When I read that I realised why when I was last in Malawi, I encountered many young newly graduated British GPs, presumably lured for the adventure after years of study.

It’s important to emphasis that the Thai, Cuban, Philippines, Spanish, Iranian, Turkish and such-like foreign medical fee-earning scenarios is not at the expense of the locals, rather they have deliberately produced surplus medicos as a foreign exchange earner, just as we produce milk, lamb and wool beyond our own requirements.

But typical of communist regimes, Cuba for example, grossly over-did it, so much so it resulting in them actually exporting doctors for optimistic political reasons, to African and Latino states and Venezuela in particular.

I witnessed this excess in the 1990s when following a rather amusing incident I drove a Cuban girlfriend to hospital in Havana to have her leg patched up. A GP could have handled this in 20 minutes but instead, I was invited to come into the operating theatre and witness 8 no less surgeons hover over her.

Afterwards I thanked them and said if they’d like I’d take them to the only decent restaurant then in the city, it only accepting payment in US dollars, this far beyond their means.

They promptly downed tools, told the nurse to cancel that afternoon’s operations and said let’s go now (it was around mid-day). We had a merry afternoon living it up as with the Soviet Union’s collapse, Cuba was then in a desperate situation, particularly with food shortages.

Those of you familiar with my comic novel “Full Circle” will recall how the key character exploited the post-Soviet massive surplus of tour ships Russia had built and were culturally unequipped to operate, in the hope of earning foreign exchange.

I come back to my base proposition though, namely we’re a trading nation and should not confine trade to material goods but extend it to services, such as surgery, where it makes economic sense.

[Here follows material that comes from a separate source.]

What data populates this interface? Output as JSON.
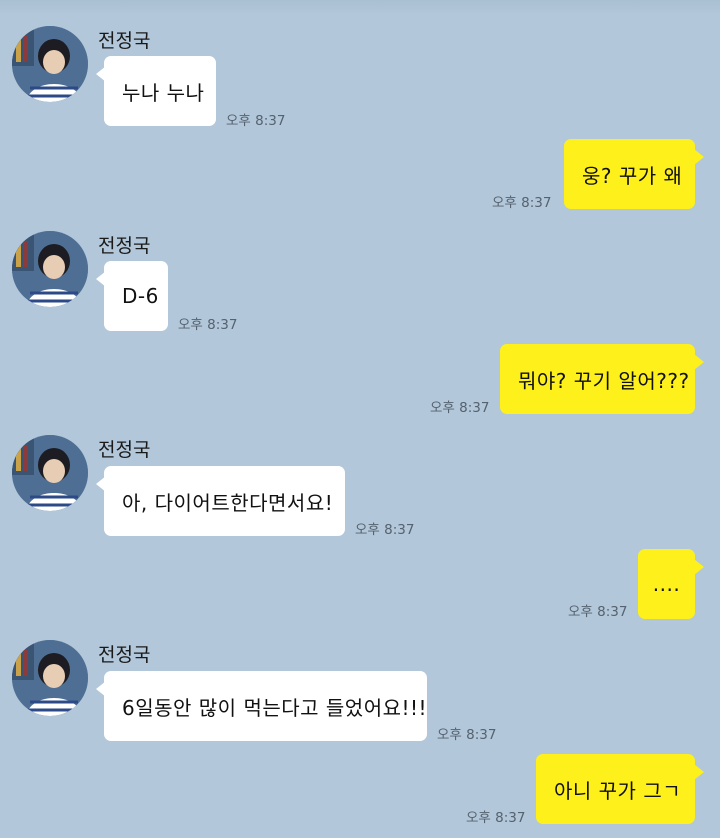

Currently our private medical practitioners run essentially a monopoly and will protest.
We’ve been through that before in the 1980s when Roger Douglas, to all of our benefits, ended the existing monopolies with the anachronistic import licensing markets.

That’s not peculiar to the medical profession, rather practitioners in every activity thrive on thwarted competition.

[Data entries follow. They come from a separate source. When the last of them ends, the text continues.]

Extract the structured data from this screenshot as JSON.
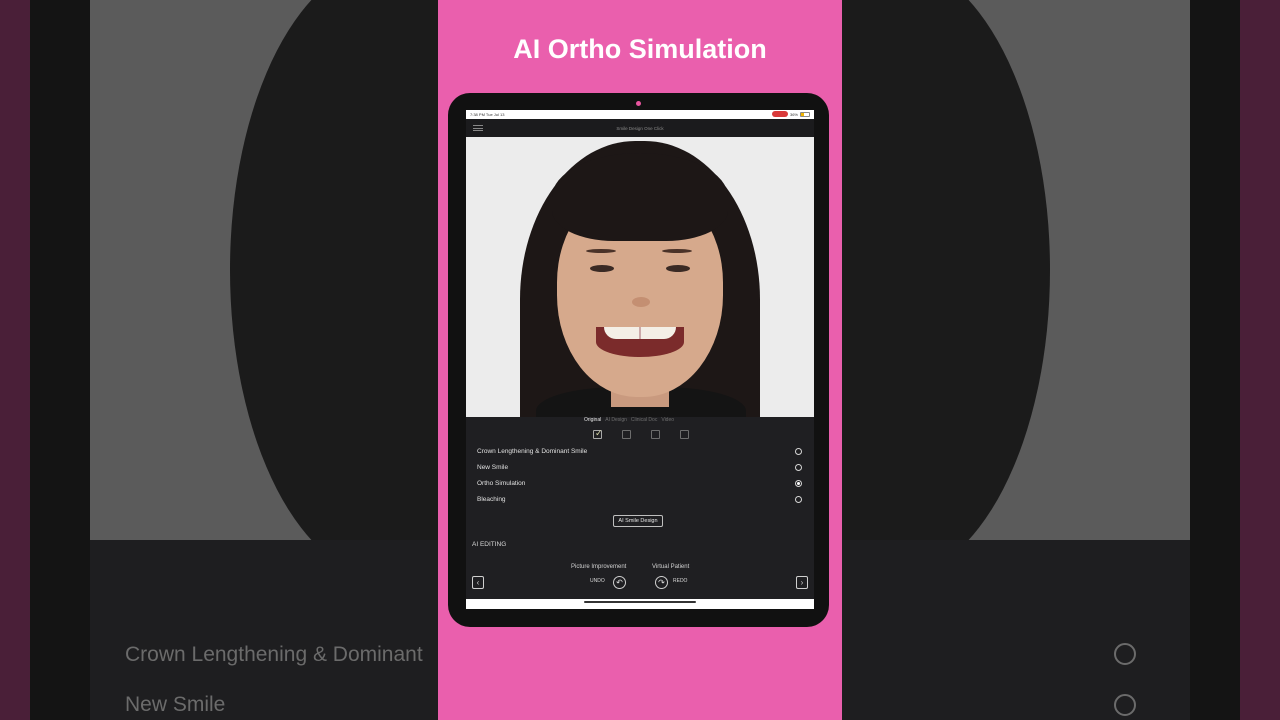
{
  "promo": {
    "title": "AI Ortho Simulation"
  },
  "status": {
    "time_date": "7:38 PM  Tue Jul 13",
    "battery": "36%"
  },
  "app": {
    "title": "Smile Design One Click"
  },
  "tabs": [
    {
      "label": "Original",
      "active": true
    },
    {
      "label": "AI Design",
      "active": false
    },
    {
      "label": "Clinical Doc",
      "active": false
    },
    {
      "label": "Video",
      "active": false
    }
  ],
  "checkboxes": [
    true,
    false,
    false,
    false
  ],
  "options": [
    {
      "label": "Crown Lengthening & Dominant Smile",
      "selected": false
    },
    {
      "label": "New Smile",
      "selected": false
    },
    {
      "label": "Ortho Simulation",
      "selected": true
    },
    {
      "label": "Bleaching",
      "selected": false
    }
  ],
  "ai_button": "AI Smile Design",
  "ai_editing": {
    "title": "AI EDITING",
    "picture_improvement": "Picture Improvement",
    "virtual_patient": "Virtual Patient",
    "undo": "UNDO",
    "redo": "REDO"
  },
  "background": {
    "option1": "Crown Lengthening & Dominant",
    "option2": "New Smile"
  },
  "colors": {
    "promo_pink": "#ea5fad",
    "app_dark": "#1f1f22"
  },
  "icons": [
    "menu-icon",
    "undo-icon",
    "redo-icon",
    "chevron-left-icon",
    "chevron-right-icon",
    "checkmark-icon"
  ]
}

Over 200 years back Adam Smith recognised this behaviour and it’s why every western country today has strict anti-monopoly laws.

As said, it’s normal human behaviour. I certainly recall my delight back in the late 1960s when Rob Muldoon became Keith Holyoake’s Finance minister. Rob believed in private enterprise but not in the “invisible hand” reality of market economies and wanted to control supply.

About 1970 he announced a ban on all new industrial and commercial buildings. Henceforth developers would need to justify their need to be allowed to be build new ones. It was fantastic for us existing building owners as we watched rents double inside 12 months.

As I’ve said we should sensibly utilise nations promoting price competitive surgery as a foreign exchange earner, just as we do buying cars and computers from abroad because they’re cheaper than us making them here.